La mémoire de ces réfugiés s’inscrit dans l’histoire locale, mais elle interpelle aussi sur des enjeux contemporains. André Forget est conscient que les défis de l’immigration sont toujours d’actualité, et il se positionne en défenseur des droits des étrangers, clamant que chaque histoire a le droit d’être entendue. La reconnaissance des luttes passées peut aider à bâtir un présent plus inclusif et solidaire.
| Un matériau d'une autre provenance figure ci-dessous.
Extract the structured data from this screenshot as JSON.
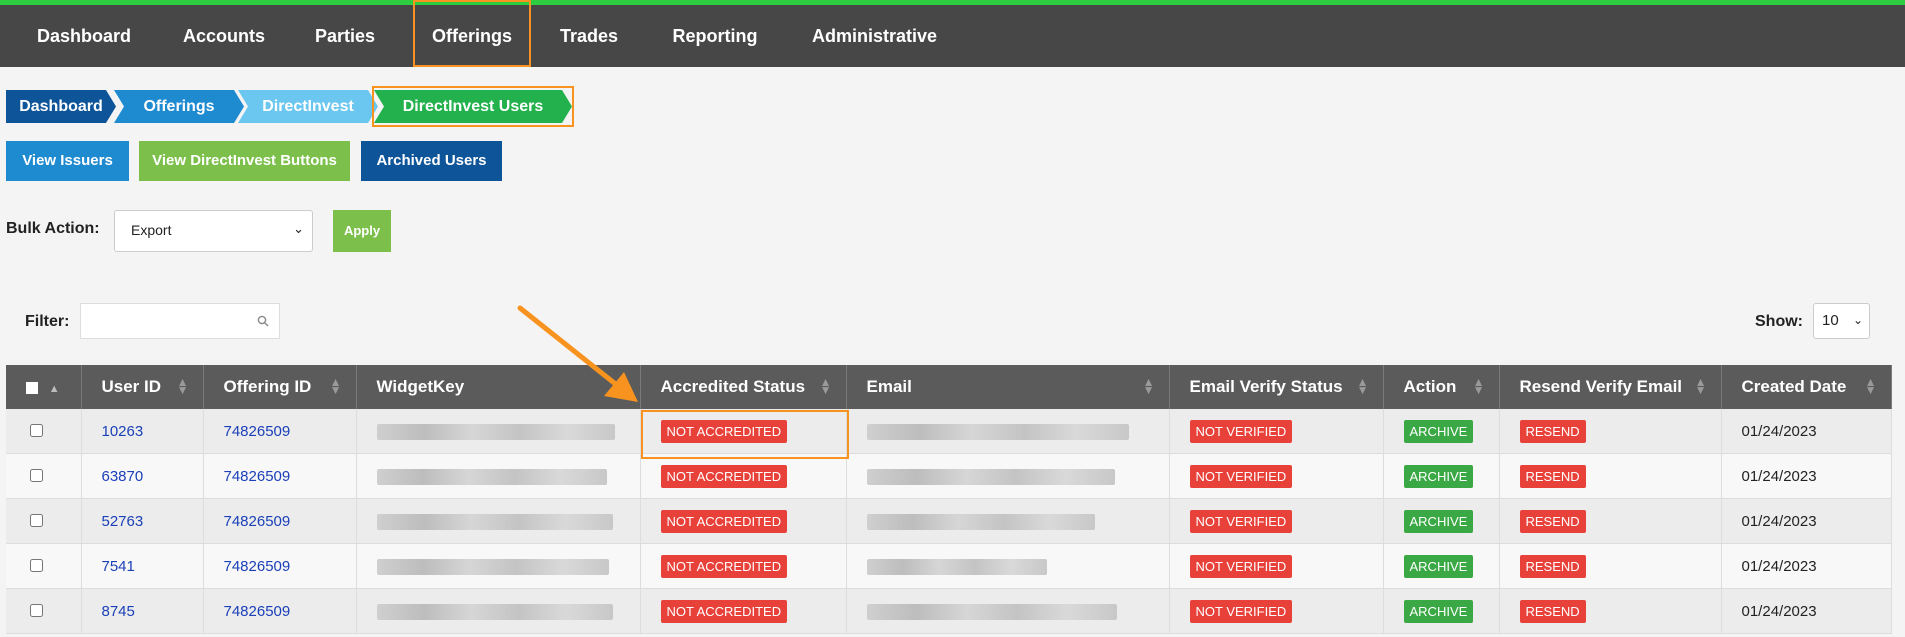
{
  "nav": {
    "items": [
      "Dashboard",
      "Accounts",
      "Parties",
      "Offerings",
      "Trades",
      "Reporting",
      "Administrative"
    ],
    "active": "Offerings"
  },
  "breadcrumb": [
    "Dashboard",
    "Offerings",
    "DirectInvest",
    "DirectInvest Users"
  ],
  "buttons": {
    "view_issuers": "View Issuers",
    "view_directinvest_buttons": "View DirectInvest Buttons",
    "archived_users": "Archived Users",
    "apply": "Apply"
  },
  "bulk_action": {
    "label": "Bulk Action:",
    "selected": "Export"
  },
  "filter": {
    "label": "Filter:",
    "value": ""
  },
  "show": {
    "label": "Show:",
    "selected": "10"
  },
  "table": {
    "columns": [
      "User ID",
      "Offering ID",
      "WidgetKey",
      "Accredited Status",
      "Email",
      "Email Verify Status",
      "Action",
      "Resend Verify Email",
      "Created Date"
    ],
    "rows": [
      {
        "user_id": "10263",
        "offering_id": "74826509",
        "accredited": "NOT ACCREDITED",
        "verify": "NOT VERIFIED",
        "action": "ARCHIVE",
        "resend": "RESEND",
        "created": "01/24/2023"
      },
      {
        "user_id": "63870",
        "offering_id": "74826509",
        "accredited": "NOT ACCREDITED",
        "verify": "NOT VERIFIED",
        "action": "ARCHIVE",
        "resend": "RESEND",
        "created": "01/24/2023"
      },
      {
        "user_id": "52763",
        "offering_id": "74826509",
        "accredited": "NOT ACCREDITED",
        "verify": "NOT VERIFIED",
        "action": "ARCHIVE",
        "resend": "RESEND",
        "created": "01/24/2023"
      },
      {
        "user_id": "7541",
        "offering_id": "74826509",
        "accredited": "NOT ACCREDITED",
        "verify": "NOT VERIFIED",
        "action": "ARCHIVE",
        "resend": "RESEND",
        "created": "01/24/2023"
      },
      {
        "user_id": "8745",
        "offering_id": "74826509",
        "accredited": "NOT ACCREDITED",
        "verify": "NOT VERIFIED",
        "action": "ARCHIVE",
        "resend": "RESEND",
        "created": "01/24/2023"
      }
    ]
  },
  "colors": {
    "nav_bg": "#474747",
    "highlight": "#f7931e",
    "badge_red": "#e8413a",
    "badge_green": "#3aa844",
    "link": "#1a3fb8"
  }
}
Le futur d’une communauté intégrée

Avec un regard tourné vers l’avenir, André Forget souhaite que Sainte-Livrade soit un exemple d’intégration réussie. Ses efforts s’étendent au-delà de sa propre communauté pour inclure tous les habitants. L’objectif est de développer un modèle où chaque citoyen, quelle que soit son origine, a sa place et sa voix. Dans cette optique, une série de projets sont envisagés pour renforcer le vivre-ensemble, notamment dans le domaine éducatif et culturel.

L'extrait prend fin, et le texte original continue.